On Friday Sarah didn’t walk up to see Angela, but showed up in her car.
“Come on Angela, we are heading to the beach,” Sarah said.
“I don’t want to go,” Angela said, “there is nothing I can do there that I can’t do here.”
“but it is clean there, and the water is so beautiful.”
“No, I don’t want to go, I don’t want to leave my mommy.” Angela said almost crying, “I don’t care if you paid for me, I don’t want to go with you, I want my mommy.”
“Angela, I will bring you back, I only want to show you how amazing this place is.”
“I’m not going.” Angela said and crossed her arms and sat down on the curb.
“O, yes you are,” said a voice from behind her. It was Angela’s mother in her bathrobe. She was staggering a bit, but she looked determined. “This nice lady wants to take you to the beach, and wants to do it bad enough to pay me to take you, so you are going with her.”
“I’m not going,” Angela huffed.
“Get your butt in that car right now, young lady”
Sarah just stood silently between them.
“I’m not going.” Angela said.
That was the last straw for her mother, she picked Angela up and hauled her into the car. Then she fastened the seat belt and closed the door. Sarah smiled nervously and then got into the car herself.
Angela was beyond tears when they pulled away from the curb. She wasn’t sure where they were going, but she was leaving the only place she had ever known. She liked Sarah, sure, but this was too much.
Sarah tried to talk a few times, but Angela just sat in silence, enduring her capture with crossed arms and a frown.

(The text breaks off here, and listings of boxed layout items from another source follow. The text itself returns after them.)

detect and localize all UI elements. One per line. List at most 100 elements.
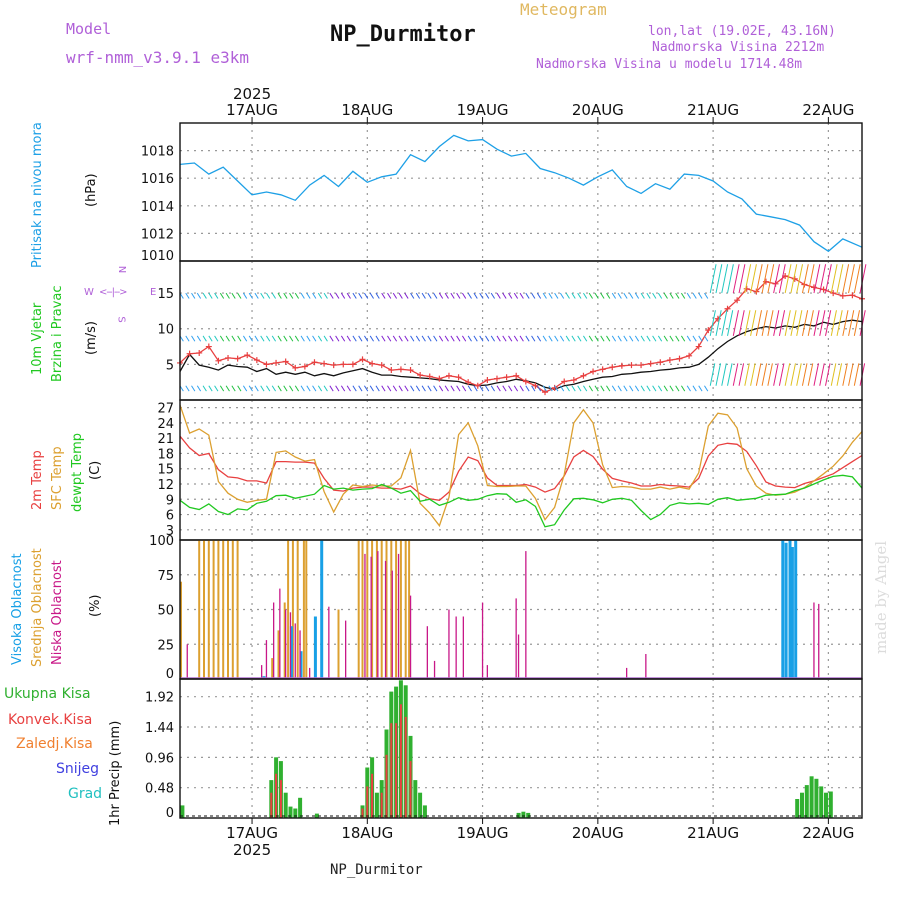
wind-barb [588,335,593,342]
wind-barb [588,385,593,392]
wind-barb [358,335,363,342]
wind-barb [675,385,680,392]
wind-barb [709,363,716,386]
wind-barb [629,335,634,342]
precip-total-bar [516,812,521,818]
wind-barb [732,264,740,294]
clouds-low-bar [462,616,464,679]
wind-barb [796,264,804,294]
wind-barb [554,385,559,392]
wind-barb [185,335,190,342]
wind-barb [225,385,230,392]
wind-barb [709,310,716,336]
wind-barb [479,385,484,392]
top-day-label: 18AUG [341,101,393,119]
wind-barb [323,335,328,342]
legend-frozen-rain: Zaledj.Kisa [16,736,93,752]
wind-barb [289,335,294,342]
clouds-low-bar [265,640,268,679]
clouds-mid-bar [227,540,229,679]
wind-barb [306,335,311,342]
wind-barb [289,385,294,392]
wind-barb [490,292,496,299]
wind-barb [202,292,207,299]
wind-barb [652,292,657,299]
precip-frame [179,678,863,819]
chart-kind-title: Meteogram [520,0,607,19]
wind-barb [750,363,756,386]
gust-point [205,343,212,350]
gust-point [196,349,203,356]
clouds-mid-bar [180,581,182,679]
wind-barb [767,363,773,386]
bottom-day-label: 22AUG [802,824,854,842]
gust-point [820,286,827,293]
wind-barb [542,292,547,299]
clouds-low-bar [481,602,484,679]
wind-barb [680,385,686,392]
wind-barb [744,264,752,294]
precip-convective-bar [270,792,273,818]
wind-barb [496,385,501,392]
temperature-ytick: 12 [157,478,174,493]
wind-barb [300,335,305,342]
wind-barb [381,335,386,342]
clouds-mid-bar [291,540,294,679]
wind-barb [842,310,849,336]
wind-barb [260,292,265,299]
altitude-label: Nadmorska Visina 2212m [652,40,825,55]
wind-barb [755,264,763,294]
wind-barb [738,264,746,294]
wind-barb [842,264,850,294]
wind-barb [715,264,723,294]
wind-barb [657,292,663,299]
temperature-ytick: 9 [166,493,174,508]
compass-arrows: <--|--> [99,287,128,298]
wind-barb [410,385,415,392]
wind-barb [548,292,553,299]
wind-barb [698,292,703,299]
clouds-mid-bar [203,540,205,679]
wind-barb [277,385,282,392]
precip-total-bar [413,780,418,818]
wind-barb [415,335,421,342]
wind-barb [663,292,668,299]
wind-barb [317,385,323,392]
clouds-ytick: 50 [157,604,174,619]
wind-barb [479,292,484,299]
gust-point [282,358,289,365]
wind-barb [825,310,832,336]
clouds-frame [179,539,863,680]
wind-barb [536,385,542,392]
wind-barb [813,310,820,336]
wind-barb [646,385,651,392]
precip-convective-bar [390,723,393,818]
wind-barb [807,310,814,336]
wind-barb [502,385,507,392]
gust-point [253,357,260,364]
wind-barb [323,385,328,392]
wind-barb [830,363,837,386]
wind-barb [421,292,426,299]
wind-barb [317,335,323,342]
wind-barb [191,385,196,392]
wind-barb [848,310,855,336]
wind-barb [208,335,213,342]
precip-total-bar [418,792,423,818]
wind-barb [277,335,282,342]
wind-barb [692,335,697,342]
gust-point [186,350,193,357]
wind-barb [680,335,686,342]
wind-barb [548,385,553,392]
wind-barb [634,292,640,299]
gust-point [830,290,837,297]
wind-gust-line [179,275,863,393]
temperature-ytick: 15 [157,463,174,478]
gust-point [628,362,635,369]
temperature-ytick: 6 [166,509,174,524]
wind-barb [853,264,861,294]
wind-barb [404,385,409,392]
wind-barb [277,292,282,299]
wind-barb [387,292,392,299]
wind-barb [565,292,570,299]
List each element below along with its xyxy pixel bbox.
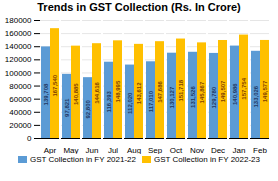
svg-text:Feb: Feb xyxy=(253,146,267,154)
svg-text:149,577: 149,577 xyxy=(262,80,268,102)
svg-text:0: 0 xyxy=(27,134,32,143)
svg-text:112,020: 112,020 xyxy=(127,92,133,114)
svg-text:Jul: Jul xyxy=(108,146,118,154)
svg-text:Nov: Nov xyxy=(190,146,204,154)
svg-text:139,708: 139,708 xyxy=(43,83,49,105)
svg-text:97,821: 97,821 xyxy=(64,98,70,117)
svg-text:60000: 60000 xyxy=(9,95,32,104)
svg-text:149,507: 149,507 xyxy=(220,80,226,102)
svg-text:80000: 80000 xyxy=(9,82,32,91)
svg-text:Apr: Apr xyxy=(44,146,57,154)
svg-text:151,718: 151,718 xyxy=(178,79,184,101)
svg-text:145,867: 145,867 xyxy=(199,81,205,103)
svg-text:167,540: 167,540 xyxy=(52,74,58,96)
svg-text:133,026: 133,026 xyxy=(253,85,259,107)
svg-text:Aug: Aug xyxy=(127,146,141,154)
html-text:Trends in GST Collection (Rs.: Trends in GST Collection (Rs. In Crore) xyxy=(37,1,241,13)
svg-text:Jan: Jan xyxy=(233,146,246,154)
svg-text:144,616: 144,616 xyxy=(94,81,100,103)
svg-text:147,686: 147,686 xyxy=(157,81,163,103)
html-text:GST Collection in FY 2021-22: GST Collection in FY 2021-22 xyxy=(30,155,136,164)
svg-text:131,526: 131,526 xyxy=(190,86,196,108)
svg-text:120000: 120000 xyxy=(5,55,32,64)
svg-text:116,393: 116,393 xyxy=(106,91,112,113)
svg-text:40000: 40000 xyxy=(9,108,32,117)
svg-text:130,127: 130,127 xyxy=(169,86,175,108)
svg-text:20000: 20000 xyxy=(9,121,32,130)
svg-text:140000: 140000 xyxy=(5,42,32,51)
svg-text:100000: 100000 xyxy=(5,69,32,78)
svg-text:140,986: 140,986 xyxy=(232,83,238,105)
svg-text:160000: 160000 xyxy=(5,29,32,38)
svg-text:157,754: 157,754 xyxy=(241,77,247,99)
svg-text:Jun: Jun xyxy=(86,146,99,154)
svg-text:Dec: Dec xyxy=(211,146,225,154)
svg-text:140,885: 140,885 xyxy=(73,83,79,105)
svg-text:143,612: 143,612 xyxy=(136,82,142,104)
html-text:GST Collection in FY 2022-23: GST Collection in FY 2022-23 xyxy=(154,155,260,164)
svg-text:117,010: 117,010 xyxy=(148,90,154,112)
svg-text:Oct: Oct xyxy=(170,146,183,154)
svg-text:180000: 180000 xyxy=(5,16,32,25)
svg-text:May: May xyxy=(63,146,78,154)
svg-text:92,800: 92,800 xyxy=(85,99,91,118)
svg-text:129,780: 129,780 xyxy=(211,86,217,108)
svg-text:148,995: 148,995 xyxy=(115,80,121,102)
svg-text:Sep: Sep xyxy=(148,146,163,154)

Two hours of silence later the car rolled off the highway and onto a smaller road. As it came over a hill there was the Atlantic Ocean laid out in all of its splendor. The sun was reflecting off the waves as they crashed onto the shore. The sand that stretched for miles was clean and pure.

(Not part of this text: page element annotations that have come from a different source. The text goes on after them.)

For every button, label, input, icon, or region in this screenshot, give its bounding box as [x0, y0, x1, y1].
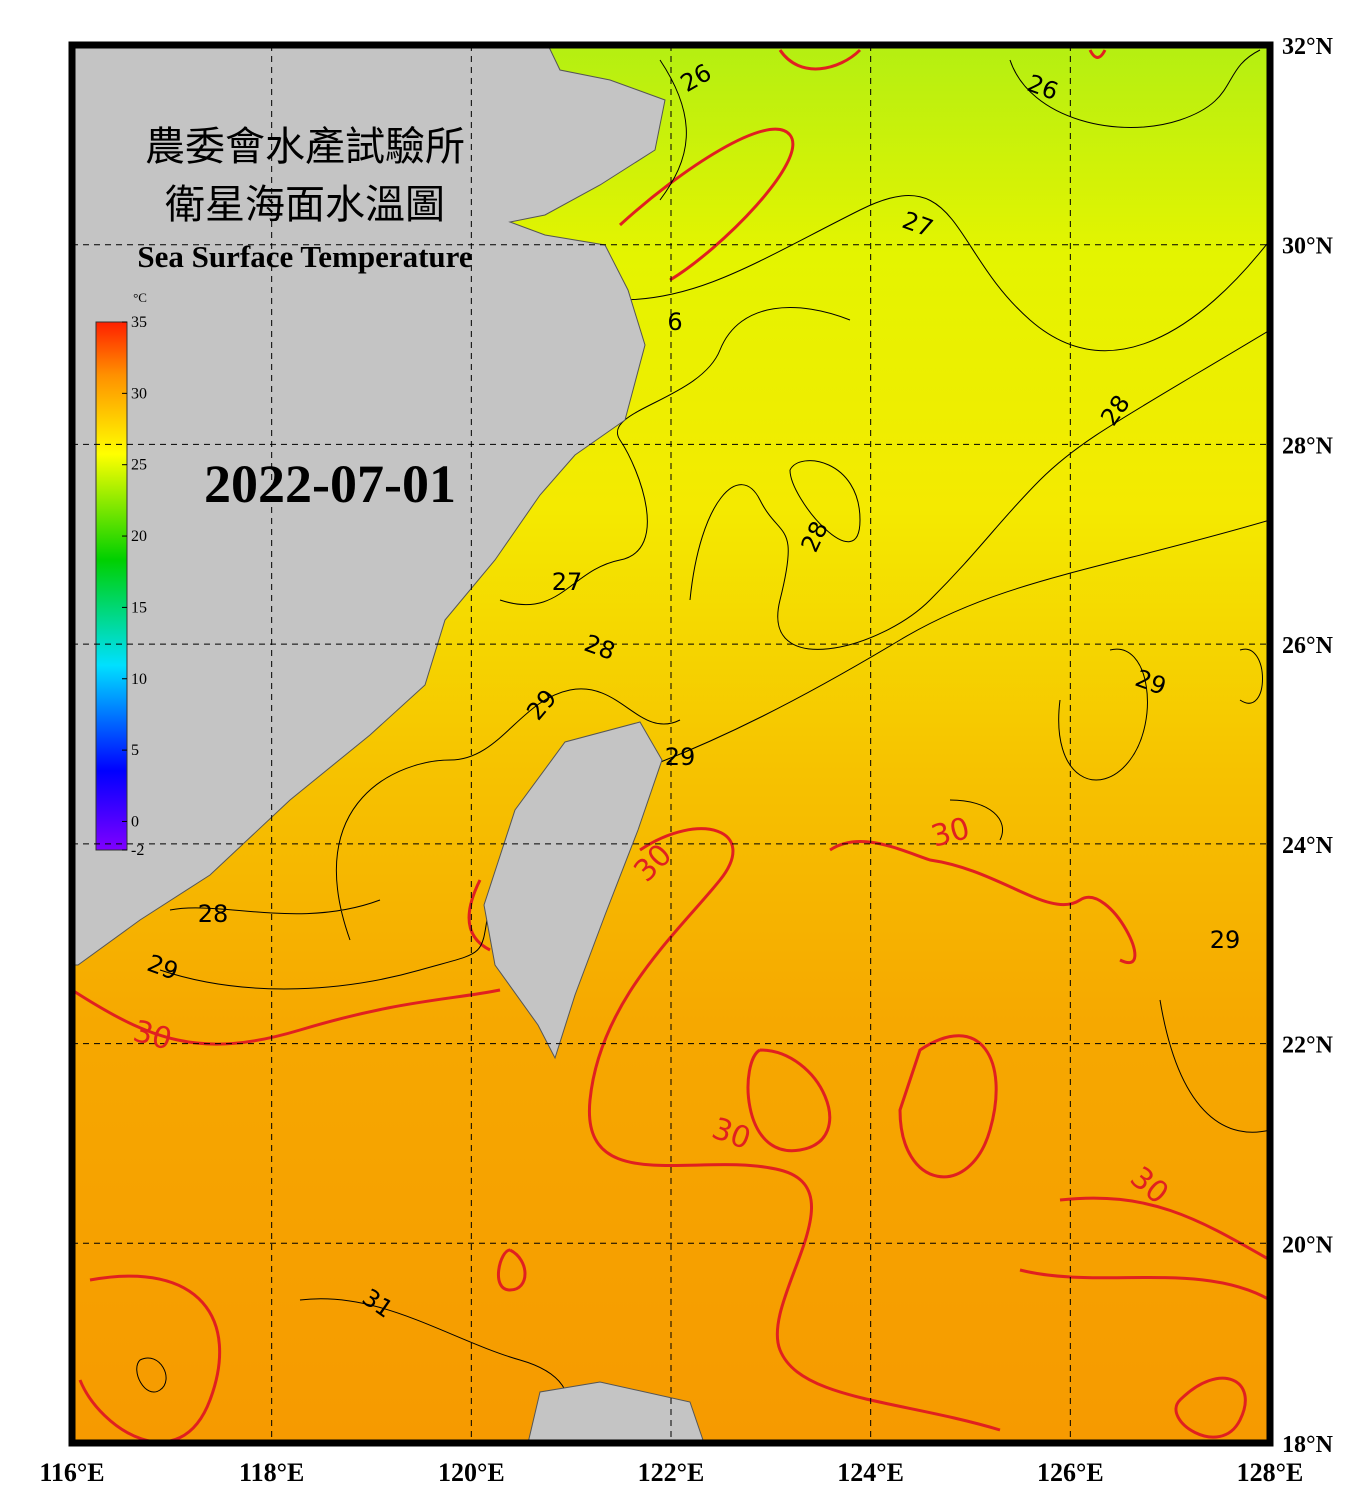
lon-label: 128°E: [1237, 1458, 1304, 1487]
colorbar: [95, 321, 128, 851]
colorbar-tick-label: -2: [131, 842, 144, 859]
lon-label: 124°E: [837, 1458, 904, 1487]
colorbar-tick-label: 25: [131, 457, 147, 474]
contour-label: 6: [667, 308, 682, 336]
colorbar-unit: °C: [133, 290, 147, 305]
title-zh: 衛星海面水溫圖: [165, 182, 445, 227]
date: 2022-07-01: [204, 454, 456, 514]
land: [527, 1381, 705, 1443]
colorbar-tick-label: 10: [131, 671, 147, 688]
land: [72, 45, 666, 966]
colorbar-tick-label: 35: [131, 314, 147, 331]
lat-label: 24°N: [1282, 833, 1334, 859]
lat-label: 26°N: [1282, 633, 1334, 659]
lat-label: 30°N: [1282, 234, 1334, 260]
lat-label: 28°N: [1282, 433, 1334, 459]
lat-label: 20°N: [1282, 1232, 1334, 1258]
lat-label: 18°N: [1282, 1432, 1334, 1458]
title-zh: 農委會水產試驗所: [145, 124, 465, 169]
lon-label: 118°E: [239, 1458, 304, 1487]
contour-label: 29: [1210, 926, 1241, 954]
colorbar-tick-label: 30: [131, 385, 147, 402]
lon-label: 122°E: [638, 1458, 705, 1487]
colorbar-tick-label: 5: [131, 742, 139, 759]
contour-label: 27: [552, 568, 583, 596]
contour-line: [72, 48, 1270, 1443]
lon-label: 120°E: [438, 1458, 505, 1487]
lon-label: 116°E: [39, 1458, 104, 1487]
lat-label: 32°N: [1282, 34, 1334, 60]
colorbar-tick-label: 20: [131, 528, 147, 545]
lon-label: 126°E: [1037, 1458, 1104, 1487]
land: [483, 721, 663, 1060]
contour-line: [136, 49, 1270, 1443]
contour-label: 29: [665, 743, 696, 771]
contour-label: 28: [198, 900, 229, 928]
colorbar-tick-label: 15: [131, 599, 147, 616]
lat-label: 22°N: [1282, 1033, 1334, 1059]
colorbar-tick-label: 0: [131, 813, 139, 830]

Angels face began to brighten, her wide eyes got even wider as she stared in wonder out the window. Her voice was hushed, reverent, almost a prayer when she said, “O Sarah, it is beautiful.”
She continued to stare out the window eyes dancing everywhere trying to take it all in.
“You’re not even out of the car yet.” Sarah said, “Just wait it gets much, much better.”